Though the CCPA comes into force in only six months, several important aspects of the law remain unsettled, including whether the definition of “consumers” will include “employees” and whether the California Attorney General will provide guidance or a safe harbor for consumer authentication. A series of potential amendments passed the California Assembly in May and are now awaiting action by the Senate Committee on Judiciary.
With no hearings on these amendments scheduled and only 11 weeks until the deadline, the prospect for passage remains uncertain. Meanwhile, the California legislature has scheduled hearings for July 2 and 9 regarding several other unrelated data privacy bills: proposed changes to the data breach notification law (July 2), registration for data brokers (July 2), and the smart TV privacy bill (July 9). The California Legislature’s deadline to pass any bill is September 13, 2019, with the Governor’s deadline to sign or veto bills a month later, October 13.
|AB 25||Excludes employees from definition of consumer||Passed Assembly, currently before Committee on Judiciary|
|AB 846||Amends the text of the exception to the CCPA’s anti-discrimination clause||Passed Assembly/Committee on Rules, currently in Committee on Judiciary|
|AB 873||Clarifies that “personal information” does not cover all “information that is…capable of being associated” with a particular individual or household, but instead information that is “reasonably capable of being [so] associated”; revises the definition of “deidentified”||Passed Assembly/Committee on Rules, currently in Committee on Judiciary|
|AB 874||Amends the definition of “personal information” to exclude deidentified or aggregated consumer data and amends the definition of “publicly available information” to mean information lawfully made available from federal, state, or local government records||Passed Assembly/Committee on Rules, currently in Committee on Judiciary|
|AB 981||Eliminates a consumer’s right to request a business to delete or not sell the consumer’s personal information under the CCPA if it is necessary to retain or share the consumer’s personal information to complete an insurance transaction requested by the consumer||Passed Assembly, referred to Committee on Judiciary and Committee on Insurance|
Cleans up the wording of a number of provisions to clarify that the CCPA:
|Passed Assembly/Committee on Rules, currently in Committee on Judiciary|
Changes the designated method to submit information requests to no longer require a toll-free number in all instances. Specifically, businesses would have to offer:
|Passed Assembly, amended and re-referred to Committee on Judiciary|
The following additional bills related to privacy and security are also pending:
|AB 1130||Expands data breach requirements to include notifying customers if their passport and government ID numbers, along with biometric data, such as retina scans and fingerprints have been wrongfully acquired and authorizes notifying other entities that use the same type of biometric data as an authenticator to no longer rely on such data for authentication purposes||Passed Assembly, set for hearing before the Committee on Judiciary on July 2, 2019|
|AB 1202||Requires data brokers to register with the Attorney General (AG), requires the AG to create a publicly available registry of data brokers, and grants AG enforcement authority||Passed Assembly, set for hearing before the Committee on Judiciary on July 2, 2019|
|AB 1395||Expands smart TV privacy bill to apply to any connected device with a voice recognition feature.
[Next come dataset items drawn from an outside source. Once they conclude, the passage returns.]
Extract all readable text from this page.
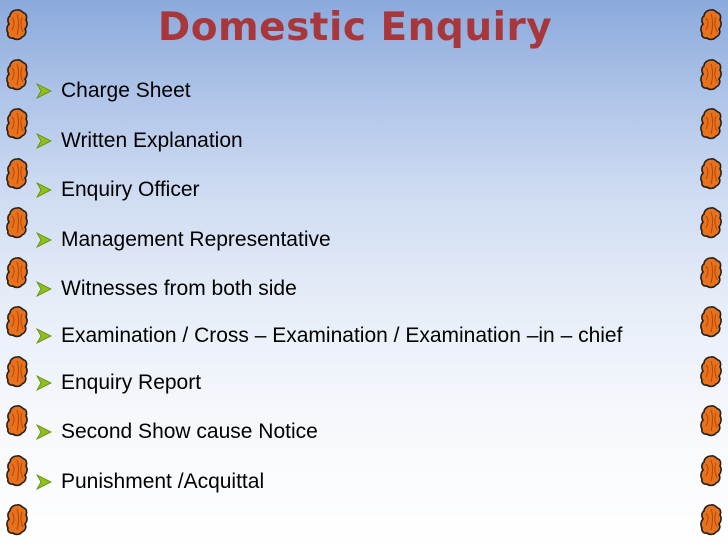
Domestic Enquiry
Charge Sheet
Written Explanation
Enquiry Officer
Management Representative
Witnesses from both side
Examination / Cross – Examination / Examination –in – chief
Enquiry Report
Second Show cause Notice
Punishment /Acquittal
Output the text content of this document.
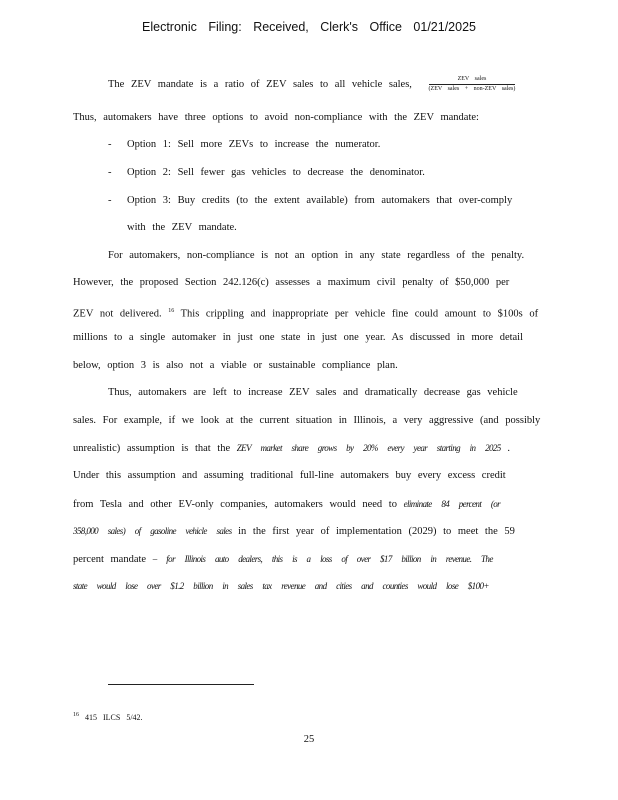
Electronic Filing: Received, Clerk's Office 01/21/2025
The ZEV mandate is a ratio of ZEV sales to all vehicle sales,	$\frac{\text{ZEV sales}}{\text{(ZEV sales + non-ZEV sales)}}$
Thus, automakers have three options to avoid non-compliance with the ZEV mandate:
- Option 1: Sell more ZEVs to increase the numerator.
- Option 2: Sell fewer gas vehicles to decrease the denominator.
- Option 3: Buy credits (to the extent available) from automakers that over-comply
with the ZEV mandate.
For automakers, non-compliance is not an option in any state regardless of the penalty.
However, the proposed Section 242.126(c) assesses a maximum civil penalty of $50,000 per
ZEV not delivered. $^{16}$ This crippling and inappropriate per vehicle fine could amount to $100s of
millions to a single automaker in just one state in just one year. As discussed in more detail
below, option 3 is also not a viable or sustainable compliance plan.
Thus, automakers are left to increase ZEV sales and dramatically decrease gas vehicle
sales. For example, if we look at the current situation in Illinois, a very aggressive (and possibly
unrealistic) assumption is that the ZEV market share grows by 20% every year starting in 2025 .
Under this assumption and assuming traditional full-line automakers buy every excess credit
from Tesla and other EV-only companies, automakers would need to eliminate 84 percent (or
358,000 sales) of gasoline vehicle sales in the first year of implementation (2029) to meet the 59
percent mandate – for Illinois auto dealers, this is a loss of over $17 billion in revenue. The
state would lose over $1.2 billion in sales tax revenue and cities and counties would lose $100+
$^{16}$ 415 ILCS 5/42.
25
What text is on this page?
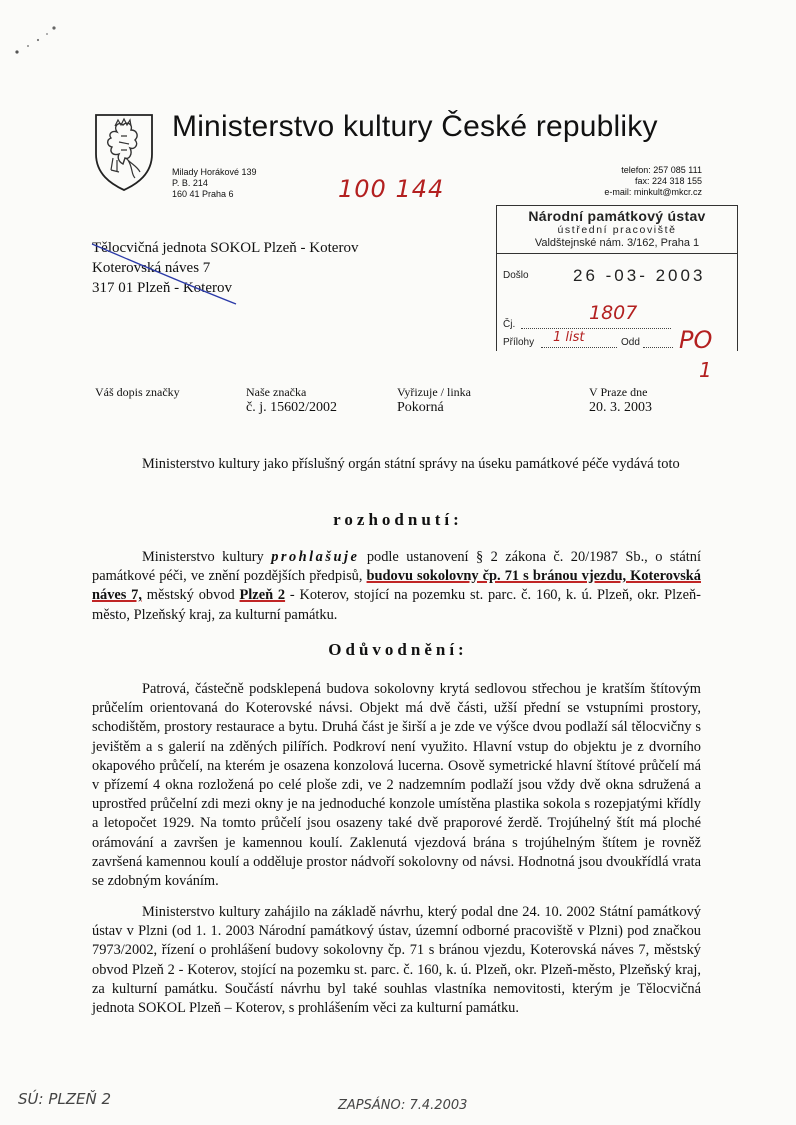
Ministerstvo kultury České republiky
Milady Horákové 139
P. B. 214
160 41 Praha 6
telefon: 257 085 111
fax: 224 318 155
e-mail: minkult@mkcr.cz
100 144
Tělocvičná jednota SOKOL Plzeň - Koterov
Koterovská náves 7
317 01 Plzeň - Koterov
Národní památkový ústav
ústřední pracoviště
Valdštejnské nám. 3/162, Praha 1
Došlo	26 -03- 2003
Čj.
1807
Přílohy 1 list	Odd PO
1
Váš dopis značky	Naše značka
č. j. 15602/2002
Vyřizuje / linka
Pokorná
V Praze dne
20. 3. 2003
Ministerstvo kultury jako příslušný orgán státní správy na úseku památkové péče vydává toto
rozhodnutí:
Ministerstvo kultury prohlašuje podle ustanovení § 2 zákona č. 20/1987 Sb., o státní památkové péči, ve znění pozdějších předpisů, budovu sokolovny čp. 71 s bránou vjezdu, Koterovská náves 7, městský obvod Plzeň 2 - Koterov, stojící na pozemku st. parc. č. 160, k. ú. Plzeň, okr. Plzeň-město, Plzeňský kraj, za kulturní památku.
Odůvodnění:
Patrová, částečně podsklepená budova sokolovny krytá sedlovou střechou je kratším štítovým průčelím orientovaná do Koterovské návsi. Objekt má dvě části, užší přední se vstupními prostory, schodištěm, prostory restaurace a bytu. Druhá část je širší a je zde ve výšce dvou podlaží sál tělocvičny s jevištěm a s galerií na zděných pilířích. Podkroví není využito. Hlavní vstup do objektu je z dvorního okapového průčelí, na kterém je osazena konzolová lucerna. Osově symetrické hlavní štítové průčelí má v přízemí 4 okna rozložená po celé ploše zdi, ve 2 nadzemním podlaží jsou vždy dvě okna sdružená a uprostřed průčelní zdi mezi okny je na jednoduché konzole umístěna plastika sokola s rozepjatými křídly a letopočet 1929. Na tomto průčelí jsou osazeny také dvě praporové žerdě. Trojúhelný štít má ploché orámování a završen je kamennou koulí. Zaklenutá vjezdová brána s trojúhelným štítem je rovněž završená kamennou koulí a odděluje prostor nádvoří sokolovny od návsi. Hodnotná jsou dvoukřídlá vrata se zdobným kováním.
Ministerstvo kultury zahájilo na základě návrhu, který podal dne 24. 10. 2002 Státní památkový ústav v Plzni (od 1. 1. 2003 Národní památkový ústav, územní odborné pracoviště v Plzni) pod značkou 7973/2002, řízení o prohlášení budovy sokolovny čp. 71 s bránou vjezdu, Koterovská náves 7, městský obvod Plzeň 2 - Koterov, stojící na pozemku st. parc. č. 160, k. ú. Plzeň, okr. Plzeň-město, Plzeňský kraj, za kulturní památku. Součástí návrhu byl také souhlas vlastníka nemovitosti, kterým je Tělocvičná jednota SOKOL Plzeň – Koterov, s prohlášením věci za kulturní památku.
SÚ: PLZEŇ 2	ZAPSÁNO: 7.4.2003
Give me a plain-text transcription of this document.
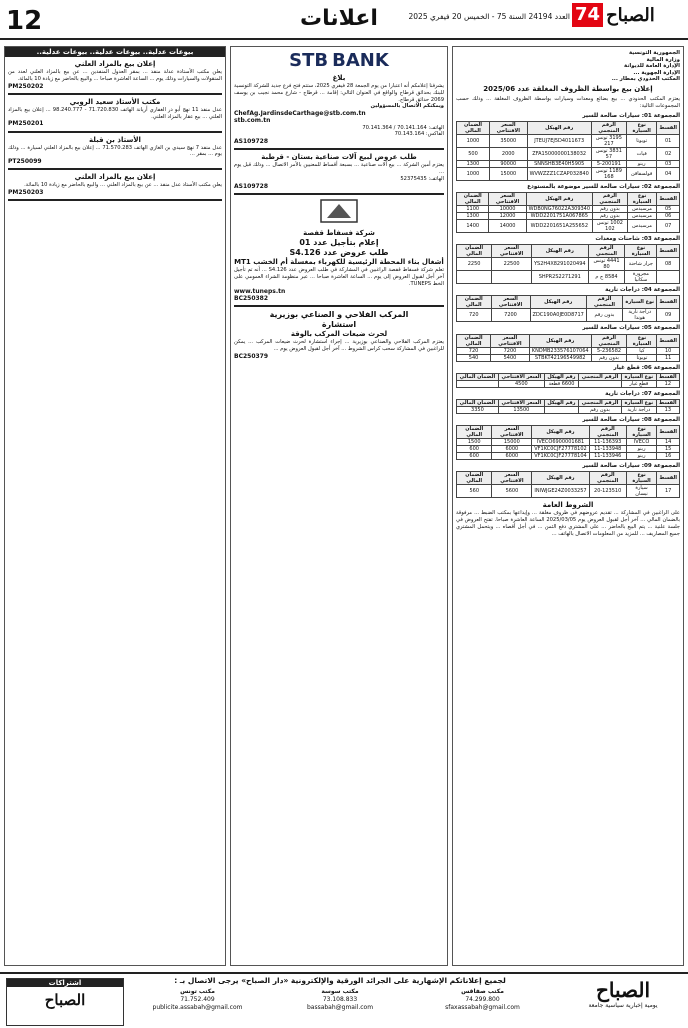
12	اعلانات	العدد 24194 السنة 75 - الخميس 20 فيفري 2025 74 الصباح
بيوعات عدلية.. بيوعات عدلية.. بيوعات عدلية..
إعلان بيع بالمزاد العلني
يعلن مكتب الأستاذة عدلة منفذ ... بمقر العدول المنفذين ... عن بيع بالمزاد العلني لعدد من المنقولات والسيارات وذلك يوم ... الساعة العاشرة صباحا ... والبيع بالحاضر مع زيادة 10 بالمائة.
PM250202
مكتب الأستاذ سعيد الروبي
عدل منفذ 11 نهج أبو ذر الغفاري أريانة الهاتف 71.720.830 - 98.240.777 ... إعلان بيع بالمزاد العلني ... بيع عقار بالمزاد العلني.
PM250201
الأستاذ بن قبلة
عدل منفذ 7 نهج سيدي بن الغازي الهاتف 71.570.283 ... إعلان بيع بالمزاد العلني لسيارة ... وذلك يوم ... بمقر ...
PT250099
إعلان بيع بالمزاد العلني
يعلن مكتب الأستاذ عدل منفذ ... عن بيع بالمزاد العلني ... والبيع بالحاضر مع زيادة 10 بالمائة.
PM250203
STB BANK
بلاغ
يشرفنا إعلامكم أنه اعتبارا من يوم الجمعة 28 فيفري 2025، ستتم فتح فرع جديد للشركة التونسية للبنك بحدائق قرطاج والواقع في العنوان التالي: إقامة ... قرطاج - شارع محمد نجيب بن يوسف 2069 حدائق قرطاج.
ويمكنكم الاتصال بالمسؤولين
ChefAg.JardinsdeCarthage@stb.com.tn
stb.com.tn
الهاتف: 70.141.164 / 70.141.364
الفاكس: 70.143.164
AS109728
طلب عروض لبيع آلات صناعية بستان - قرطبة
يعتزم أمين الشركة ... بيع آلات صناعية ... بسبعة أقساط للمعنيين بالأمر الاتصال ... وذلك قبل يوم ...
الهاتف: 52375435
AS109728
شركة فسفاط قفصة
إعلام بتأجيل عدد 01
طلب عروض عدد S4.126
أشغال بناء المحطة الرئيسية للكهرباء بمغسلة أم الخشب MT1
تعلم شركة فسفاط قفصة الراغبين في المشاركة في طلب العروض عدد S4.126 ... أنه تم تأجيل آخر أجل لقبول العروض إلى يوم ... الساعة العاشرة صباحا ... عبر منظومة الشراء العمومي على الخط TUNEPS.
www.tuneps.tn
BC250382
المركب الفلاحي و الصناعي بوزيرية
استشارة
لحرث ضيعات المركب بالوقة
يعتزم المركب الفلاحي والصناعي بوزيرية ... إجراء استشارة لحرث ضيعات المركب ... يمكن للراغبين في المشاركة سحب كراس الشروط ... آخر أجل لقبول العروض يوم ...
BC250379
الجمهورية التونسية
وزارة المالية
الإدارة العامة للديوانة
الإدارة الجهوية ...
المكتب الحدودي بمطار ...
إعلان بيع بواسطة الظروف المغلقة عدد 2025/06
يعتزم المكتب الحدودي ... بيع بضائع ومعدات وسيارات بواسطة الظروف المغلقة ... وذلك حسب المجموعات التالية:
المجموعة 01: سيارات صالحة للسير
القسط	نوع السيارة	الرقم المنجمي	رقم الهيكل	السعر الافتتاحي	الضمان المالي
01	تويوتا	3195 تونس 217	JTEUJ7EJ5D4011673	35000	1000
02	فيات	3831 تونس 57	ZFA15000000138032	2000	500
03	رينو	5-200191	SNNSHB3E40H5905	90000	1300
04	فولسفاقن	1189 تونس 168	WVWZZZ1CZAP032840	15000	1000
المجموعة 02: سيارات صالحة للسير موضوعة بالمستودع
القسط	نوع السيارة	الرقم المنجمي	رقم الهيكل	السعر الافتتاحي	الضمان المالي
05	مرسيدس	بدون رقم	WDB0NG76022A309340	10000	1100
06	مرسيدس	بدون رقم	WDD2201751A067865	12000	1300
07	مرسيدس	1002 تونس 102	WDD2201651A255652	14000	1400
المجموعة 03: شاحنات ومعدات
القسط	نوع السيارة	الرقم المنجمي	رقم الهيكل	السعر الافتتاحي	الضمان المالي
08	جرار شاحنة	4441 تونس 80	YS2H4X8291020494	22500	2250
	مجرورة سكانيا	8584 ج م	SHPR2S2271291		
المجموعة 04: دراجات نارية
القسط	نوع السيارة	الرقم المنجمي	رقم الهيكل	السعر الافتتاحي	الضمان المالي
09	دراجة نارية هوندا	بدون رقم	ZDC190A0JE0D8717	7200	720
المجموعة 05: سيارات صالحة للسير
القسط	نوع السيارة	الرقم المنجمي	رقم الهيكل	السعر الافتتاحي	الضمان المالي
10	كيا	5-236582	KNDMB233576107064	7200	720
11	تويوتا	بدون رقم	STBKT42196549982	5400	540
المجموعة 06: قطع غيار
القسط	نوع السيارة	الرقم المنجمي	رقم الهيكل	السعر الافتتاحي	الضمان المالي
12	قطع غيار		6600 قطعة	4500	
المجموعة 07: دراجات نارية
القسط	نوع السيارة	الرقم المنجمي	رقم الهيكل	السعر الافتتاحي	الضمان المالي
13	دراجة نارية	بدون رقم		13500	3350
المجموعة 08: سيارات صالحة للسير
القسط	نوع السيارة	الرقم المنجمي	رقم الهيكل	السعر الافتتاحي	الضمان المالي
14	IVECO	11-136393	IVECO6900001681	15000	1500
15	رينو	11-133948	VF1KC0CJF27778102	6000	600
16	رينو	11-133946	VF1KC0CJF27778104	6000	600
المجموعة 09: سيارات صالحة للسير
القسط	نوع السيارة	الرقم المنجمي	رقم الهيكل	السعر الافتتاحي	الضمان المالي
17	سيارة نيسان	20-123510	INIWJGE24Z0033257	5600	560
الشروط العامة
على الراغبين في المشاركة ... تقديم عروضهم في ظروف مغلقة ... وإيداعها بمكتب الضبط ... مرفوقة بالضمان المالي ... آخر أجل لقبول العروض يوم 2025/03/05 الساعة العاشرة صباحا. تفتح العروض في جلسة علنية ... يتم البيع بالحاضر ... على المشتري دفع الثمن ... في أجل أقصاه ... ويتحمل المشتري جميع المصاريف ... للمزيد من المعلومات الاتصال بالهاتف ...
لجميع إعلاناتكم الإشهارية على الجرائد الورقية والإلكترونية «دار الصباح» يرجى الاتصال بـ :
مكتب صفاقس
74.299.800
sfaxassabah@gmail.com
مكتب سوسة
73.108.833
bassabah@gmail.com
مكتب تونس
71.752.409
publicite.assabah@gmail.com
الصباح
يومية إخبارية سياسية جامعة
اشتراكات
الصباح
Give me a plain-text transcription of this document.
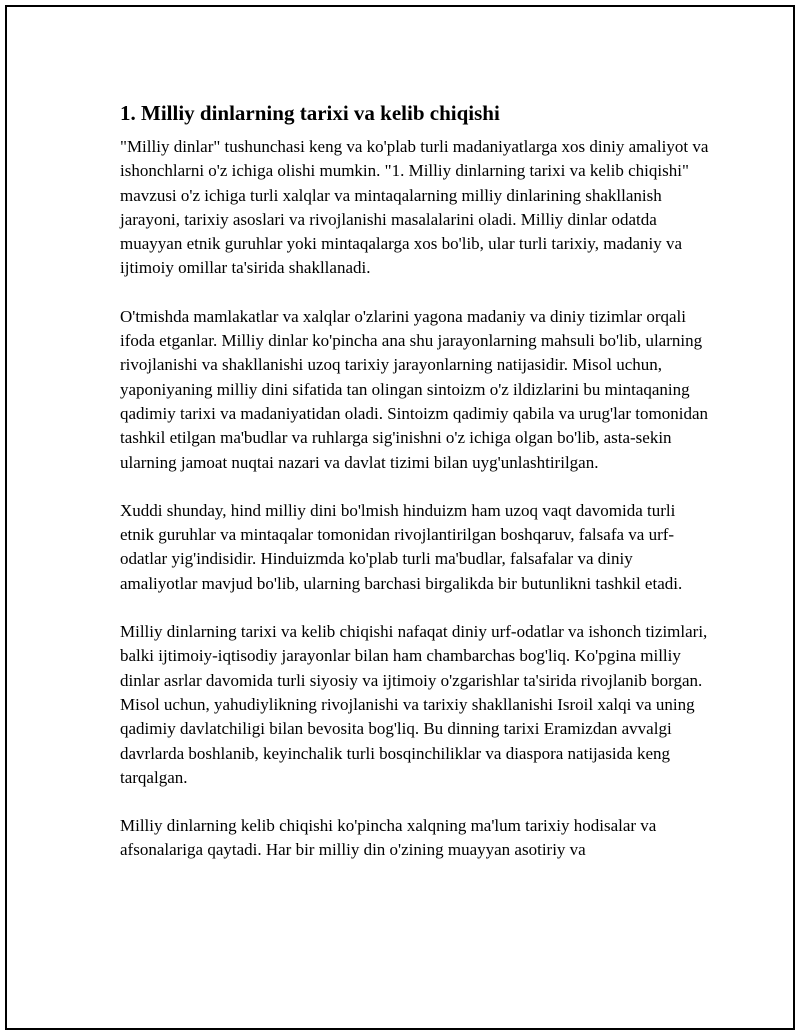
1. Milliy dinlarning tarixi va kelib chiqishi

"Milliy dinlar" tushunchasi keng va ko'plab turli madaniyatlarga xos diniy amaliyot va ishonchlarni o'z ichiga olishi mumkin. "1. Milliy dinlarning tarixi va kelib chiqishi" mavzusi o'z ichiga turli xalqlar va mintaqalarning milliy dinlarining shakllanish jarayoni, tarixiy asoslari va rivojlanishi masalalarini oladi. Milliy dinlar odatda muayyan etnik guruhlar yoki mintaqalarga xos bo'lib, ular turli tarixiy, madaniy va ijtimoiy omillar ta'sirida shakllanadi.

O'tmishda mamlakatlar va xalqlar o'zlarini yagona madaniy va diniy tizimlar orqali ifoda etganlar. Milliy dinlar ko'pincha ana shu jarayonlarning mahsuli bo'lib, ularning rivojlanishi va shakllanishi uzoq tarixiy jarayonlarning natijasidir. Misol uchun, yaponiyaning milliy dini sifatida tan olingan sintoizm o'z ildizlarini bu mintaqaning qadimiy tarixi va madaniyatidan oladi. Sintoizm qadimiy qabila va urug'lar tomonidan tashkil etilgan ma'budlar va ruhlarga sig'inishni o'z ichiga olgan bo'lib, asta-sekin ularning jamoat nuqtai nazari va davlat tizimi bilan uyg'unlashtirilgan.

Xuddi shunday, hind milliy dini bo'lmish hinduizm ham uzoq vaqt davomida turli etnik guruhlar va mintaqalar tomonidan rivojlantirilgan boshqaruv, falsafa va urf-odatlar yig'indisidir. Hinduizmda ko'plab turli ma'budlar, falsafalar va diniy amaliyotlar mavjud bo'lib, ularning barchasi birgalikda bir butunlikni tashkil etadi.

Milliy dinlarning tarixi va kelib chiqishi nafaqat diniy urf-odatlar va ishonch tizimlari, balki ijtimoiy-iqtisodiy jarayonlar bilan ham chambarchas bog'liq. Ko'pgina milliy dinlar asrlar davomida turli siyosiy va ijtimoiy o'zgarishlar ta'sirida rivojlanib borgan. Misol uchun, yahudiylikning rivojlanishi va tarixiy shakllanishi Isroil xalqi va uning qadimiy davlatchiligi bilan bevosita bog'liq. Bu dinning tarixi Eramizdan avvalgi davrlarda boshlanib, keyinchalik turli bosqinchiliklar va diaspora natijasida keng tarqalgan.

Milliy dinlarning kelib chiqishi ko'pincha xalqning ma'lum tarixiy hodisalar va afsonalariga qaytadi. Har bir milliy din o'zining muayyan asotiriy va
Generally, prohibits a company from remotely storing voice recordings obtained from a “smart speaker device” without consent, the sharing or sale of such recordings, and the use of recordings for advertising purposes.||Passed Assembly, set for hearing before the Committee on Judiciary on July 9, 2019|
California Attorney General Xavier Becerra is set to release the first draft of CCPA regulations via a Notice of Proposed Regulatory Action in early fall 2019. The AG will hold public hearings to address public comments and is required to adopt formal regulations by July 1, 2020. Notably, however, the AG is not required to issue regulations regarding what constitutes a verifiable consumer request. Companies therefore must do their best to work with the current and somewhat vague language to determine what constitutes a verifiable request as they prepare to comply with that provision of the statute.
Attorney General Becerra and Senator Hannah-Beth Jackson introduced a bill (Senate Bill 561) earlier this year that would have changed the enforcement scheme to include a private right of action for any violation of the statute, not just those stemming from a data breach. The Senate Appropriation Committee took the bill under submission, on May 16, effectively preventing it from passing out of the Senate this session.